Vamos logo ao que importa. O que se impunha nas questões levantadas aqui e aqui é que existisse um Bourdieu que fizesse uma espécie de "As Regras da Arte" do meio literário português. Um Pierre Bourdieu, repito, e não um João Pedro George que quando foi ao programa do Francisco José Viegas mostrou-se claramente confuso e titubeante quando teve de explicar do que trata realmente a sociologia da literatura. Porém, no meio de tanta hesitação ainda conseguiu criticar (brilhante, João!) o conceito de campo que, por definição, tem um alcance heurístico vastíssimo.

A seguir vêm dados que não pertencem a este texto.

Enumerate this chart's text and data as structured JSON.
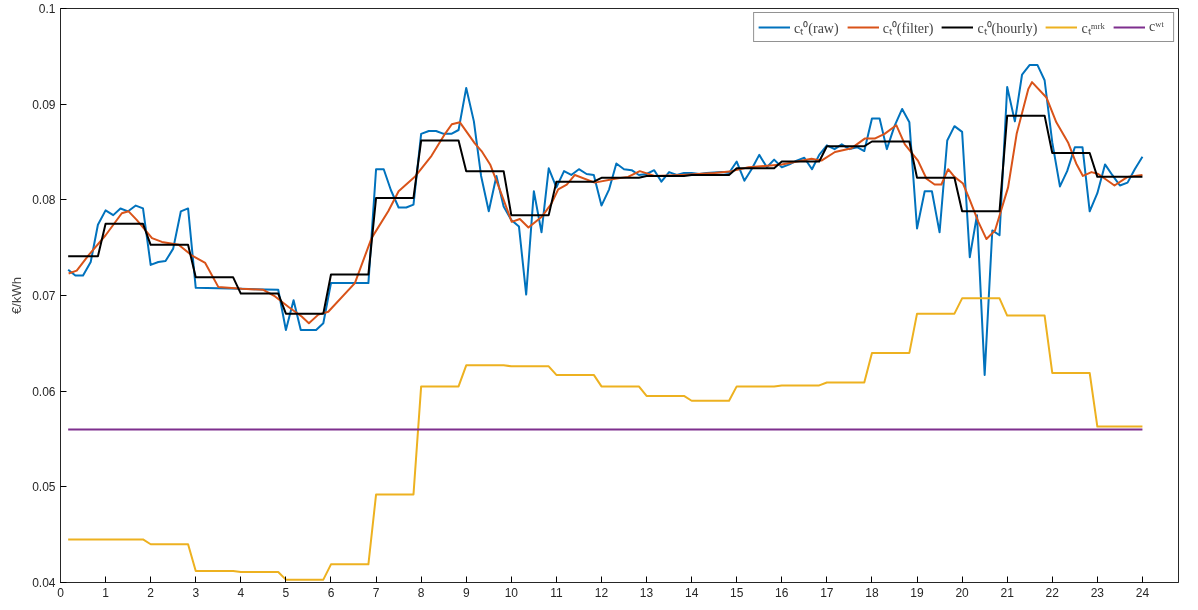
{
  "chart_data": {
    "type": "line",
    "ylabel": "€/kWh",
    "xlim": [
      0,
      24.8
    ],
    "ylim": [
      0.04,
      0.1
    ],
    "xticks": [
      0,
      1,
      2,
      3,
      4,
      5,
      6,
      7,
      8,
      9,
      10,
      11,
      12,
      13,
      14,
      15,
      16,
      17,
      18,
      19,
      20,
      21,
      22,
      23,
      24
    ],
    "yticks": [
      0.04,
      0.05,
      0.06,
      0.07,
      0.08,
      0.09,
      0.1
    ],
    "grid": false,
    "legend": "top right",
    "marker": "none",
    "line_style": "solid",
    "series": [
      {
        "name": "cₜ⁰(raw)",
        "color": "#0072bd",
        "x": [
          0.17,
          0.33,
          0.5,
          0.67,
          0.83,
          1,
          1.17,
          1.33,
          1.5,
          1.67,
          1.83,
          2,
          2.17,
          2.33,
          2.5,
          2.67,
          2.83,
          3,
          4,
          4.83,
          5,
          5.17,
          5.33,
          5.5,
          5.67,
          5.83,
          6,
          6.83,
          7,
          7.17,
          7.33,
          7.5,
          7.67,
          7.83,
          8,
          8.17,
          8.33,
          8.5,
          8.67,
          8.83,
          9,
          9.17,
          9.33,
          9.5,
          9.67,
          9.83,
          10,
          10.17,
          10.33,
          10.5,
          10.67,
          10.83,
          11,
          11.17,
          11.33,
          11.5,
          11.67,
          11.83,
          12,
          12.17,
          12.33,
          12.5,
          12.67,
          12.83,
          13,
          13.17,
          13.33,
          13.5,
          13.67,
          13.83,
          14,
          14.17,
          14.33,
          14.67,
          14.83,
          15,
          15.17,
          15.33,
          15.5,
          15.67,
          15.83,
          16,
          16.17,
          16.33,
          16.5,
          16.67,
          16.83,
          17,
          17.17,
          17.33,
          17.5,
          17.67,
          17.83,
          18,
          18.17,
          18.33,
          18.5,
          18.67,
          18.83,
          19,
          19.17,
          19.33,
          19.5,
          19.67,
          19.83,
          20,
          20.17,
          20.33,
          20.5,
          20.67,
          20.83,
          21,
          21.17,
          21.33,
          21.5,
          21.67,
          21.83,
          22,
          22.17,
          22.33,
          22.5,
          22.67,
          22.83,
          23,
          23.17,
          23.33,
          23.5,
          23.67,
          23.83,
          24
        ],
        "values": [
          0.0727,
          0.0721,
          0.0721,
          0.0735,
          0.0774,
          0.0789,
          0.0784,
          0.0791,
          0.0788,
          0.0794,
          0.0791,
          0.0732,
          0.0735,
          0.0736,
          0.0749,
          0.0788,
          0.0791,
          0.0708,
          0.0707,
          0.0706,
          0.0664,
          0.0695,
          0.0664,
          0.0664,
          0.0664,
          0.0671,
          0.0713,
          0.0713,
          0.0832,
          0.0832,
          0.081,
          0.0792,
          0.0792,
          0.0795,
          0.0869,
          0.0872,
          0.0872,
          0.0869,
          0.0869,
          0.0873,
          0.0917,
          0.0882,
          0.0825,
          0.0788,
          0.0825,
          0.0793,
          0.0779,
          0.0772,
          0.0701,
          0.0809,
          0.0766,
          0.0833,
          0.0813,
          0.083,
          0.0826,
          0.0832,
          0.0827,
          0.0826,
          0.0794,
          0.0811,
          0.0838,
          0.0832,
          0.0831,
          0.0826,
          0.0827,
          0.0831,
          0.0819,
          0.0829,
          0.0826,
          0.0828,
          0.0828,
          0.0827,
          0.0828,
          0.0829,
          0.0828,
          0.084,
          0.082,
          0.0832,
          0.0847,
          0.0834,
          0.0842,
          0.0834,
          0.0837,
          0.0841,
          0.0844,
          0.0832,
          0.0847,
          0.0857,
          0.0853,
          0.0858,
          0.0853,
          0.0855,
          0.0851,
          0.0885,
          0.0885,
          0.0853,
          0.0877,
          0.0895,
          0.0881,
          0.077,
          0.0809,
          0.0809,
          0.0766,
          0.0862,
          0.0877,
          0.0871,
          0.074,
          0.0784,
          0.0617,
          0.0768,
          0.0763,
          0.0918,
          0.0882,
          0.0931,
          0.0941,
          0.0941,
          0.0925,
          0.086,
          0.0814,
          0.083,
          0.0855,
          0.0855,
          0.0788,
          0.0807,
          0.0837,
          0.0826,
          0.0815,
          0.0818,
          0.0832,
          0.0845
        ]
      },
      {
        "name": "cₜ⁰(filter)",
        "color": "#d95319",
        "x": [
          0.18,
          0.36,
          0.62,
          1,
          1.36,
          1.51,
          1.69,
          2.03,
          2.25,
          2.62,
          2.91,
          3.21,
          3.5,
          4.02,
          4.5,
          4.76,
          5.06,
          5.35,
          5.51,
          5.72,
          5.94,
          6.53,
          6.9,
          7.27,
          7.5,
          7.86,
          8.23,
          8.53,
          8.68,
          8.86,
          9.19,
          9.34,
          9.53,
          9.71,
          10.01,
          10.19,
          10.38,
          10.67,
          10.89,
          11.04,
          11.23,
          11.41,
          11.85,
          12.3,
          12.59,
          12.85,
          13.18,
          13.77,
          14.51,
          14.89,
          15.26,
          16,
          16.66,
          16.88,
          17.18,
          17.55,
          17.84,
          18.06,
          18.28,
          18.54,
          18.73,
          19.02,
          19.21,
          19.39,
          19.54,
          19.69,
          19.83,
          20.02,
          20.17,
          20.36,
          20.54,
          20.73,
          21.02,
          21.21,
          21.47,
          21.55,
          21.87,
          22.09,
          22.35,
          22.53,
          22.68,
          22.87,
          23.02,
          23.38,
          23.67,
          24
        ],
        "values": [
          0.0723,
          0.0726,
          0.0742,
          0.0763,
          0.0786,
          0.0788,
          0.0779,
          0.076,
          0.0756,
          0.0753,
          0.0742,
          0.0734,
          0.0709,
          0.0707,
          0.0706,
          0.0699,
          0.0688,
          0.0678,
          0.0671,
          0.068,
          0.0683,
          0.0713,
          0.076,
          0.0788,
          0.0809,
          0.0824,
          0.0846,
          0.0869,
          0.0879,
          0.0881,
          0.0859,
          0.0851,
          0.0837,
          0.0815,
          0.0777,
          0.078,
          0.0771,
          0.0782,
          0.0796,
          0.0811,
          0.0816,
          0.0826,
          0.0818,
          0.0822,
          0.0824,
          0.083,
          0.0825,
          0.0826,
          0.0828,
          0.083,
          0.0834,
          0.0837,
          0.0843,
          0.0841,
          0.085,
          0.0854,
          0.0864,
          0.0864,
          0.0869,
          0.0878,
          0.0858,
          0.0841,
          0.0822,
          0.0816,
          0.0816,
          0.0832,
          0.0824,
          0.0817,
          0.08,
          0.0777,
          0.0759,
          0.0768,
          0.0813,
          0.0869,
          0.0916,
          0.0923,
          0.0907,
          0.0881,
          0.086,
          0.0838,
          0.0825,
          0.0829,
          0.0827,
          0.0815,
          0.0824,
          0.0826
        ]
      },
      {
        "name": "cₜ⁰(hourly)",
        "color": "#000000",
        "x": [
          0.17,
          0.83,
          1,
          1.83,
          2,
          2.83,
          3,
          3.83,
          4,
          4.83,
          5,
          5.83,
          6,
          6.83,
          7,
          7.83,
          8,
          8.83,
          9,
          9.83,
          10,
          10.83,
          11,
          11.83,
          12,
          12.83,
          13,
          13.83,
          14,
          14.83,
          15,
          15.83,
          16,
          16.83,
          17,
          17.83,
          18,
          18.83,
          19,
          19.83,
          20,
          20.83,
          21,
          21.83,
          22,
          22.83,
          23,
          24
        ],
        "values": [
          0.0741,
          0.0741,
          0.0775,
          0.0775,
          0.0753,
          0.0753,
          0.0719,
          0.0719,
          0.0702,
          0.0702,
          0.0681,
          0.0681,
          0.0722,
          0.0722,
          0.0802,
          0.0802,
          0.0862,
          0.0862,
          0.083,
          0.083,
          0.0784,
          0.0784,
          0.0819,
          0.0819,
          0.0823,
          0.0823,
          0.0825,
          0.0825,
          0.0826,
          0.0826,
          0.0833,
          0.0833,
          0.084,
          0.084,
          0.0856,
          0.0856,
          0.0861,
          0.0861,
          0.0823,
          0.0823,
          0.0788,
          0.0788,
          0.0888,
          0.0888,
          0.0849,
          0.0849,
          0.0824,
          0.0824
        ]
      },
      {
        "name": "cₜᵐʳᵏ",
        "color": "#edb120",
        "x": [
          0.17,
          0.83,
          1,
          1.83,
          2,
          2.83,
          3,
          3.83,
          4,
          4.83,
          5,
          5.83,
          6,
          6.83,
          7,
          7.83,
          8,
          8.83,
          9,
          9.83,
          10,
          10.83,
          11,
          11.83,
          12,
          12.83,
          13,
          13.83,
          14,
          14.83,
          15,
          15.83,
          16,
          16.83,
          17,
          17.83,
          18,
          18.83,
          19,
          19.83,
          20,
          20.83,
          21,
          21.83,
          22,
          22.83,
          23,
          24
        ],
        "values": [
          0.0445,
          0.0445,
          0.0445,
          0.0445,
          0.044,
          0.044,
          0.0412,
          0.0412,
          0.0411,
          0.0411,
          0.0403,
          0.0403,
          0.0419,
          0.0419,
          0.0492,
          0.0492,
          0.0605,
          0.0605,
          0.0627,
          0.0627,
          0.0626,
          0.0626,
          0.0617,
          0.0617,
          0.0605,
          0.0605,
          0.0595,
          0.0595,
          0.059,
          0.059,
          0.0605,
          0.0605,
          0.0606,
          0.0606,
          0.0609,
          0.0609,
          0.064,
          0.064,
          0.0681,
          0.0681,
          0.0697,
          0.0697,
          0.0679,
          0.0679,
          0.0619,
          0.0619,
          0.0563,
          0.0563
        ]
      },
      {
        "name": "cʷᵗ",
        "color": "#7e2f8e",
        "x": [
          0.17,
          24
        ],
        "values": [
          0.056,
          0.056
        ]
      }
    ]
  }
}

E o propósito de estar a evocar para esta questão um sociólogo e não um crítico literário prende-se com duas ordens de razões:
1 - Bourdieu utilizou o conceito de campo e de "habitus" (as disposições dos actores a partir da posição que ocupam num determinado campo social, seja ele económico, cultural ou político) de modo a analisar as regras do jogo dentro de um determinado campo social, neste caso concreto, o literário;
2 - Bourdieu ao fazer uma análise externa da criação das obras literárias em França desmistificou a ideia do génio criador (o que não é claramente o caso de LMR), realçando, e enuncio aqui em termos básicos, que a emergência de uma obra ou de um autor é toda ela determinada por condições externas à obra e que se trata, antes do mais, de um jogo de forças levado a cabo pelos actores situados dentro de um determinado campo social de modo a colocar-se um autor no centro ou na periferia desse mesmo campo. Como se pode depreender facilmente, este tipo de pensamento causou mau estar nos meios ligados à criação e à cultura em França, pois foi precisamente colocar em causa tudo aquilo que conferiu ao longo dos tempos um estatuto de excepção aos artistas e escritores, a saber, a aura que lhes era conferida pelo génio da obra.

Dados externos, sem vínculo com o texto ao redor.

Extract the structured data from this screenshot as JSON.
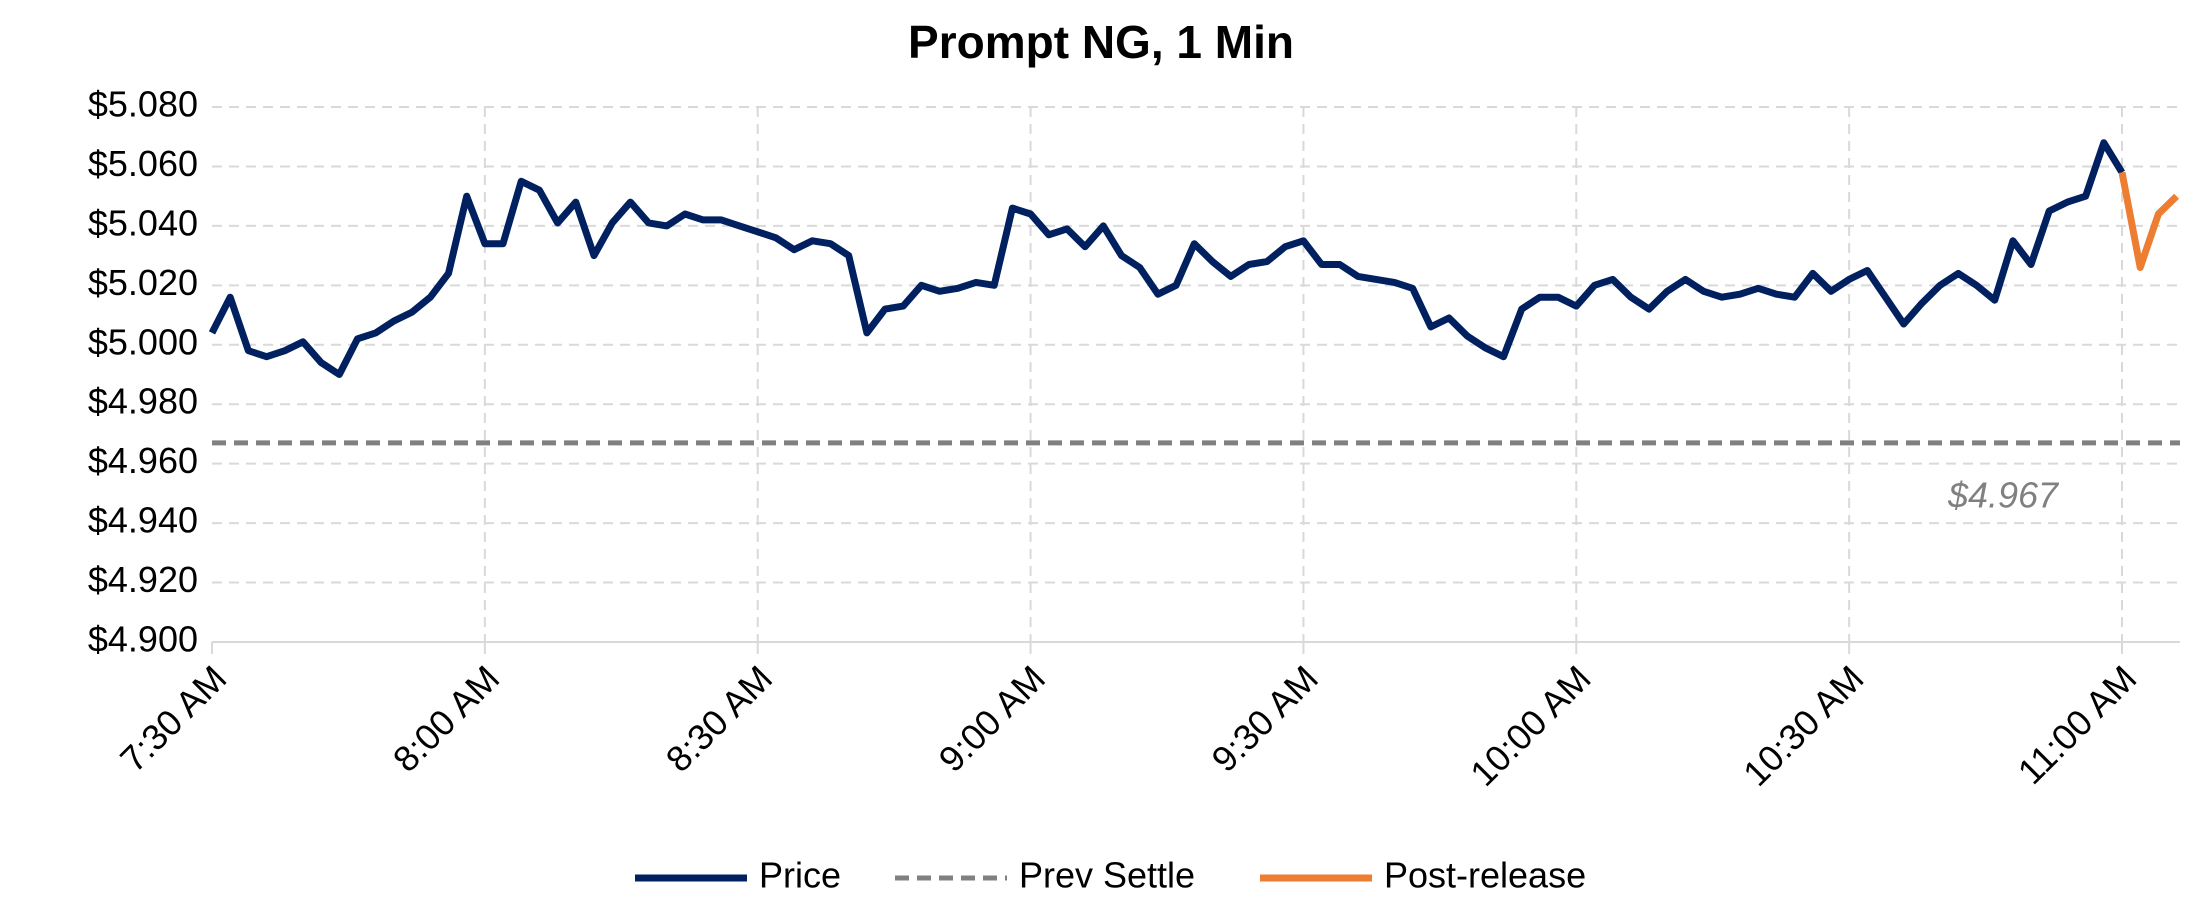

Assim sendo, e querendo ser muito breve, volto a reiterar que relativamente à obra de Luís Miguel Rocha, o que se impunha não era de facto um esclarecimento sobre o valor da obra em si, a verdade incómoda que este tanto faz gala em anunciar, mas sim, uma análise externa que nos permitisse perceber quais são as "forças" e os jogos de "forças" que permitem que aquilo que deveria estar na periferia, de novo Luís Miguel Rocha, passe assim de repente para o centro do campo. A presença na apresentação do livro de uma figura tão proeminente do meio literário e dos meios de comunicção social portugueses como o é Francisco José Viegas (e eu que tanto te admiro!) é bastante elucidativa e esclarecedora relativamente àquilo que quero dizer e, assim sendo, faz-nos perceber que um campo, o literário, vai buscar uma figura central de dois campos, o literário e o mediático, para conferir qualidade (o que duvido) e visibilidade (o verdadeiro propósito da coisa) a um livro que não andará muito longe do horizonte de Jean Baudrillard quando este se refere aos livros de supermercado numa das suas obras capitais, A Sociedade de Consumo. Todas as questões aqui levantadas importariam ser analisadas para que daí fosse possível sinalizar e compreender todo o esforço de bastidores que de certeza foi levado a cabo por LMR para que do nada já surja com a aura, que no caso dele é pérfida, de escritor. E digo tudo isto para homenagear Bourdieu e para que não nos esqueçamos que " La sociologie est un sport de combat".